Well, apparently “The Copenhagen Interpretation” of quantum measurement is something along the lines of this; while there’s a probability of a parameter having one value or the other, instantaneous observation of the parameter defines (“collapses”) the state of that parameter.  So while we can all accept that a cloud of probable states surrounds (defines?) “some being”, that pattern of statistical probability is not a real thing, but rather a likely explanation of that being.   The Copenhagen Interpretation of an observed parameter defines the being’s state.  The Observation simply Is.  It was “Strike 3” because that’s how I saw it, and that’s how I called it. So it was, simply, Strike 3.

This Interpretation could be accepted as either Convenient or True.  You might not be able to tell me which.  Because one of the folks most disturbed by its collapsing consequences was a Giant in the Field.  To convey his concerns, Physicist Schrodinger developed the Thought Experiment that became known as The Cat in the Box.  Accepting that radioactive decay is a quantum event; and that an atom is either “decayed” or “not decayed”; that an individual atom’s decay is a probabilistic event, but recognizing that the individual decay could, in fact, happen immediately or belatedly; and further accepting that a cat is either “alive” or dead”; imagine a mortal cat in an isolated box, co-existing with a radioactive source and a flask of poison.

Simple enough; upon decay, the flask will release the poison; the cat will die.  We’ll disregard resistant flasks, poorly-concocted potions, hearty cats, other causes of feline death, or inaccurate observations.

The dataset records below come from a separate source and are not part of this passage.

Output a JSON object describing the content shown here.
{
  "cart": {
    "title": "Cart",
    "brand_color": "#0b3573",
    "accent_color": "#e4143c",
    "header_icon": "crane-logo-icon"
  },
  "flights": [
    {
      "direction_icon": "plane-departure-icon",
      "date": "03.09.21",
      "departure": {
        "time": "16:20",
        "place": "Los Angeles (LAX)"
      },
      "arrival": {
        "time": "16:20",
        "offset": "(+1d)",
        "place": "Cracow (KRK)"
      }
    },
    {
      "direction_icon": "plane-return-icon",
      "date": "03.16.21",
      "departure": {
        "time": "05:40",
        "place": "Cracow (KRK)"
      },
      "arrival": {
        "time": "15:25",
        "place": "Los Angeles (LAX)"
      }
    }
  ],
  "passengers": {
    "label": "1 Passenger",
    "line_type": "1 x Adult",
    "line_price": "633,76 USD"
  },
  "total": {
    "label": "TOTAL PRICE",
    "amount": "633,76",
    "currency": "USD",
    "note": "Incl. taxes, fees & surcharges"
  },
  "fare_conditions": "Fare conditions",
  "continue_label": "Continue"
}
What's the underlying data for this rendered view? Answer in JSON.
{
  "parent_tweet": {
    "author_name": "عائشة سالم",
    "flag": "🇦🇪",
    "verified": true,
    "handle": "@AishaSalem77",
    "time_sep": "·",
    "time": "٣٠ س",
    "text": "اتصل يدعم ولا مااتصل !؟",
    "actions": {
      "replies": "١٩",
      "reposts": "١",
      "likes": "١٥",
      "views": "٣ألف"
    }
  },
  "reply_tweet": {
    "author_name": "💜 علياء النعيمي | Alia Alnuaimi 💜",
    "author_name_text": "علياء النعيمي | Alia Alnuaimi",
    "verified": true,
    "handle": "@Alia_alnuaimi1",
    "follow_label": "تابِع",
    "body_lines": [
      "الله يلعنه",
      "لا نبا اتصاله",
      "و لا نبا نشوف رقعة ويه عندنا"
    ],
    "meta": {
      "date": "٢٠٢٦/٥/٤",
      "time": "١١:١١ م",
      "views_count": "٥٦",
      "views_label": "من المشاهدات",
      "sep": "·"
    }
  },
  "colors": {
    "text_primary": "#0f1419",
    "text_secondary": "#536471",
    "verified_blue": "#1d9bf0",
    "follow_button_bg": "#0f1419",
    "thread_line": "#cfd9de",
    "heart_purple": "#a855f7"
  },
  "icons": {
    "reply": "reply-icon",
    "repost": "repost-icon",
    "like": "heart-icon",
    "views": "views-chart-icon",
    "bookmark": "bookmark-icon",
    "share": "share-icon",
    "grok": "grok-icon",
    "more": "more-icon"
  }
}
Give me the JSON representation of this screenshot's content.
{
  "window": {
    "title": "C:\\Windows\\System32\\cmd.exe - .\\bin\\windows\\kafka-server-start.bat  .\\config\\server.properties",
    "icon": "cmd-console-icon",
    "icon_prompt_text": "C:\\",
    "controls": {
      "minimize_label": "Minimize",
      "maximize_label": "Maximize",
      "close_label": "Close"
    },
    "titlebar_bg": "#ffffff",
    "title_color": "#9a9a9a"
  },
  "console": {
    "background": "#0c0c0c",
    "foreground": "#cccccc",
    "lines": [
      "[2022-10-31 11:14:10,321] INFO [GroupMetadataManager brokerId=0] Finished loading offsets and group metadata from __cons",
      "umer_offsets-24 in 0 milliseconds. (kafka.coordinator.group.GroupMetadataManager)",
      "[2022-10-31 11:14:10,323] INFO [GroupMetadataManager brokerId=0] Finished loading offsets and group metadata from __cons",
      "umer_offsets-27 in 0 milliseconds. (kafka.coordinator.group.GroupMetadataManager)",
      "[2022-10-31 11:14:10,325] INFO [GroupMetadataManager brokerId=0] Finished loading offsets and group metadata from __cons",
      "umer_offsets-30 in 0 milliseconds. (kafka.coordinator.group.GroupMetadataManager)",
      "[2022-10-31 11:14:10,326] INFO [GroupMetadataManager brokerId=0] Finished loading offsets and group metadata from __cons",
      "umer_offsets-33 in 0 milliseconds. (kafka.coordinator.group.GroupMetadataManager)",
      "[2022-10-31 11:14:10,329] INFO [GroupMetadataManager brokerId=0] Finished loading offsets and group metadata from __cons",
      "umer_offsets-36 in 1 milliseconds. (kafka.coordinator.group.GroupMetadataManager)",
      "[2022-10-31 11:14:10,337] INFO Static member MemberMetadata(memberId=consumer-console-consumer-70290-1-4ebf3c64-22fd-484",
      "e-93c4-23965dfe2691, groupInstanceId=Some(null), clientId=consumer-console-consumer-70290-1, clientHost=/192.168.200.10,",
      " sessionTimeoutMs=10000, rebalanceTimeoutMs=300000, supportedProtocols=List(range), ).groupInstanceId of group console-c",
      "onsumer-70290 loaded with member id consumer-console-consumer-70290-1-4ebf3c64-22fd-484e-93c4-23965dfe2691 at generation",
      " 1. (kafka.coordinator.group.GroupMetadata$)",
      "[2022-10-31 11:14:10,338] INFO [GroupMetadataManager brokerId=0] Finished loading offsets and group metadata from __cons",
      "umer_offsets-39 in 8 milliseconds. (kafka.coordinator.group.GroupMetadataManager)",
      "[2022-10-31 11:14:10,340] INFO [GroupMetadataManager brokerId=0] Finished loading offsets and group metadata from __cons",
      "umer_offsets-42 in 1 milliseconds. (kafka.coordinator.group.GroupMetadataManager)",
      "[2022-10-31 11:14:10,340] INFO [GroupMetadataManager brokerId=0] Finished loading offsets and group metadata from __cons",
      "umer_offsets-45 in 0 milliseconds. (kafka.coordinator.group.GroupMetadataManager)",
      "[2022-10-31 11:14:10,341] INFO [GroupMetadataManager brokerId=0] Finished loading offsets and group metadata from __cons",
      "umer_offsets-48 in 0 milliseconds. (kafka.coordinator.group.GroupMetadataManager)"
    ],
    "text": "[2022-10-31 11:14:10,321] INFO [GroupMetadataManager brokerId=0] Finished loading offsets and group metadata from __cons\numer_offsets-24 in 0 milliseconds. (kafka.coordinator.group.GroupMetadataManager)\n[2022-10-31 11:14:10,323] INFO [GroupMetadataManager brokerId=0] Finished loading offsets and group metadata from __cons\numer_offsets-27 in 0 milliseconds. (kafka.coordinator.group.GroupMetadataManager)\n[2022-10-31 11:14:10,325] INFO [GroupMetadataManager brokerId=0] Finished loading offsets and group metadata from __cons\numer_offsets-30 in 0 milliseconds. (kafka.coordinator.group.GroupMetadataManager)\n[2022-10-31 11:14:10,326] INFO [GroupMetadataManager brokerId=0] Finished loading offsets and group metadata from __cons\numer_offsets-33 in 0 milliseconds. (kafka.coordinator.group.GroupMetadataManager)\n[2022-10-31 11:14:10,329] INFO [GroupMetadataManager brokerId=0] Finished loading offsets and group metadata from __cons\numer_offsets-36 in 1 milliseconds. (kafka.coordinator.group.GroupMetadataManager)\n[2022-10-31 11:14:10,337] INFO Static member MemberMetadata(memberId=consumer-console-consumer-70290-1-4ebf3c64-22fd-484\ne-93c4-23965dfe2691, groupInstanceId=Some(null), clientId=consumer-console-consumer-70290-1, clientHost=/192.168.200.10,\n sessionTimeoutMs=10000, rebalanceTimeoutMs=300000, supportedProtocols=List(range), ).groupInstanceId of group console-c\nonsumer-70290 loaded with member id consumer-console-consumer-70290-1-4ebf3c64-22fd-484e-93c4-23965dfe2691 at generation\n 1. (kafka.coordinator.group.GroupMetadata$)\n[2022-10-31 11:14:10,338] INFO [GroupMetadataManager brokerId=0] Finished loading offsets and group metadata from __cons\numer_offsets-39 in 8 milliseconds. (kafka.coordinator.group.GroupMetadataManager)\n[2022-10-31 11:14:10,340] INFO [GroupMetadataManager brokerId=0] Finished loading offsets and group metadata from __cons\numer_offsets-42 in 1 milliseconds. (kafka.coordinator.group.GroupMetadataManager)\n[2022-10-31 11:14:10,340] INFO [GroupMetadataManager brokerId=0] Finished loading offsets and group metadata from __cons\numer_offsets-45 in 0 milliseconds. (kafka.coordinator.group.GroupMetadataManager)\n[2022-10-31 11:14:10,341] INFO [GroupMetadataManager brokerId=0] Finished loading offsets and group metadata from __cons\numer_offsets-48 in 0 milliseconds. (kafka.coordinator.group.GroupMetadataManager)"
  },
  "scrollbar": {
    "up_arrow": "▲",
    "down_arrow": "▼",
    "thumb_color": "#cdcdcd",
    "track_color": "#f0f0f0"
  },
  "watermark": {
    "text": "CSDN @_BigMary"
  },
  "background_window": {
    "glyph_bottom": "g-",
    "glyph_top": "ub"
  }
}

Knowing the physics of our radio-active source, we know the probability at any given time (following the final packaging of the system) of decay; and so we know the probability of the cat being instantaneously alive (or dead) when the box is opened and the cat’s state observed.  The cat will have a defined state; it will be either wholly alive or dead; it won’t be partially dead or probably alive.  And the observation of the cat defines the cat’s state at the time of the observation.  Repeat the experiment, and sometimes the cat is alive; but sometimes the same cat is dead.

Apparently this all works out mathematically (and so is super-attractive to the quantum folks), except for (possibly) the collapse.  Schrodinger used his cat to propose the mathematical fallacy of the collapse; and yet everything works out so conveniently that the concept of the simultaneously alive-and-dead cat became an acceptable model at macroscopic scales.  The absolute truth of the cat’s state depends on the observation.  The result of a dead cat observation is equally as valid as observing a live cat.  Neither observation is more correct.  The cat’s state simply is, as observed.  Ironically, Schrodinger’s thought experiment has been held up in support of quantum eigenfunctional representations of our world.

From the web!

Bottom line; since an observation has a probability (p) of landing in a given state, then there is another probability (1-p) of landing in the alternative state.  That state’s existence is equally valid, and so a legitimate consequence of all this is that in an alternative universe, that alternative state was observed.

It really was Strike 3!  But more interestingly, I was safe at second; just not in this universe.  But things have still worked out pretty well here, so I’ll let this play go.  Similarly, I can see that, once again, results don’t matter so much as our participation in the process.  So even if I don’t have the math or the physics quite right; I probably do elsewhere!  Here and now (which is really all I have access to), I can recognize the value of simply receiving the gift, reading the book, pondering stuff and writing this. 

*** Sorry about the borish details, but this probably was my greatest game, at my highest level of competition, ever.  And on both sides of the field; I threw two runners out at home, too!  Now, to be completely honest, my heroics were all the more meaningful because I had committed an error at second base that allowed the tying run to score late in the game, in the half-inning before my last at-bat.